Countdown To My Bionic Knee

Countdown To My Bionic Knee

Thirty days. Well, if I calculate from today, its actually twenty-nine days. That’s how long I’ve got til my knee becomes bionic.

(And, for anyone reading this who doesn’t know the term ‘bionic’ — in the seventies, it’s what we used to call replacing a worn out, or broken human part with something mechanical. And, I might add, by doing so, endowing the recipient of such a mechanical part with superhuman strength, capabilities, powers. Maybe not so much the super powers, but hey, maybe….) 

What led to this countdown is nothing quite so audacious as the Bionic Woman being brought back from the dead after a skydiving accident. But the ravages of time, and osteoarthritis in my left knee, have created a predicament that for me is just as dramatic. The cartilage in that knee has deteriorated to the point that not only are my bones grinding against each other whenever I move the joint, but they also skew outward making me bowlegged on one side, which has the effect of causing me to walk with a pronounced teeter-totter. Its not pretty.

Over a period of about five years of increasing pain, I tried everything from yoga to electroTENS therapy, to Thai massage, thinking it was something I could fix if I only stretched further, walked more, drank less wine… OK, not really on the last one. My 40th high school reunion was coming up, and I was bound and determined to NOT walk like my grandmother – at least for that week – so I went to an orthopedic doctor. He took some x-rays, and asked some questions, quite a few in fact about my grandmother. He told me that the cartilage in my knee had succumbed to its genetic eventuality, and no amount of exercise was going to change that, in fact I was pretty much making it worse. I found out that we could try cortisone shots for a while, and when that stopped working we could try Synvisc, but ultimately I would need to have knee replacement surgery. He said that at my age it was pretty common…

(Wait just a dern minute there… MY age? Why I oughta… I am NOT my grandmother… My grandmother, who lived to be 105, was a petite but mighty woman whom I adored. In home movies from about 1964, when I was six, the two of us can be seen walking around her back yard. Me, holding her hand, and she with a pronounced teeter-totter to her walk, caused by severely bowed legs. In 1964 my grandmother was 60. I’ll be 60 this year… OK, so I get the age comment, but yikes, knee replacement surgery!? That’s scary!)

Well that was last year about this time. And as the good doctor had predicted, the cortisone worked then failed. The Synvisc worked just long enough for me to walk semi-normally at my reunion, then failed as well.

By the way, it’s not just walking I’m having trouble with. I do yoga pretty regularly. I used to be able to get into some pretty advanced poses. Now, because my knee won’t collapse completely, and is also throwing my hip out of whack, I can’t even get into one of the simplest poses – Child’s Pose! (Although I have to admit that at 59 I’m pretty sure no one ever saw my grandmother on a yoga mat!)

normal knee yoga
Here’s a normal person in extended child’s pose. Butt on heels, torso resting on legs
bad knee yoga
Here’s me in extended child’s pose. Butt up in the air, torso no where near legs

 

 

 

 

 

 

 

In January of this year, I decided that the time had come to schedule the surgery, but because this type of surgery is so common, the first available appointment wasn’t until May 1st. This has given me some time to come to terms with the procedure, and all that it entails. I’ve read and reread the patient information packet that the doctor gave me and that has helped me prepare, and understand the procedure. But I want more. I’ve scoured the Internet for stories from real people who’ve been through this. I want to know what they did, and what they were supposed to do and didn’t. I want to know their woulda, coulda, shouldas. But, I seriously can’t find much.
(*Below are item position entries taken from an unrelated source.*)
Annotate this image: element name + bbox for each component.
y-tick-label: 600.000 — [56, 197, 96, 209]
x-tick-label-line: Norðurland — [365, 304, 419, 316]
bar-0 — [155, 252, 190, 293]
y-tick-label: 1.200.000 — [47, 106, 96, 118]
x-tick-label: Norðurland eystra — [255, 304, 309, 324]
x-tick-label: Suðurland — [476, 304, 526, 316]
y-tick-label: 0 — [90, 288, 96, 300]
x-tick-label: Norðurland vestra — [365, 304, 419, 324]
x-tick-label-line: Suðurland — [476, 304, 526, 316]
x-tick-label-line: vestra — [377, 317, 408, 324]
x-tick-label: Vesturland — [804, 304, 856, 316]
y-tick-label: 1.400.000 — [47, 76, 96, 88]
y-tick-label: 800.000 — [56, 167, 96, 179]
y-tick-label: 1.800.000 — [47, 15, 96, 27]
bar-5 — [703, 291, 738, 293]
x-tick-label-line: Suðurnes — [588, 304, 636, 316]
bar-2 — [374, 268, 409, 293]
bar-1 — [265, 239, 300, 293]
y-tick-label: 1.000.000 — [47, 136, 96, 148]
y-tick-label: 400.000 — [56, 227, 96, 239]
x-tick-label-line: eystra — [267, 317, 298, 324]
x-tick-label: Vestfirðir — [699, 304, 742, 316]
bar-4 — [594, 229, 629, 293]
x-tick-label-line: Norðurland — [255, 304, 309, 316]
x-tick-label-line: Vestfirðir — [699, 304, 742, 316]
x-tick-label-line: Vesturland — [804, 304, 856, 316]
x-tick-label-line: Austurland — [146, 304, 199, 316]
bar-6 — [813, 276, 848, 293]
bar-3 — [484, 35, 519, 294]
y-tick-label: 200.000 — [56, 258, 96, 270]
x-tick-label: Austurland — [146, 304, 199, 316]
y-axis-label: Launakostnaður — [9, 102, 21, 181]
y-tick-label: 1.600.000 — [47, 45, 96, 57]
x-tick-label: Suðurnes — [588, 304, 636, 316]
As a writer, there’s an old adage that says ‘write what you want to read’ so that’s what I’m going to do. I’m going to chronicle this journey as best I can with a couple of posts per week under my Body, Mind and Spirit menu category. As of today, I have a litany of things I need to do and not do, leading up to May 1st. If for no other reason, I’m writing this for my own reference, in case my right knee’s cartilage decides to also succumb to its genetic eventuality. Or maybe, just maybe, there’s someone else out there that is or will be searching like I have been for honest, non-clinical narrative about the path to total knee replacement (TKR) – or what I prefer to call the bionic experience.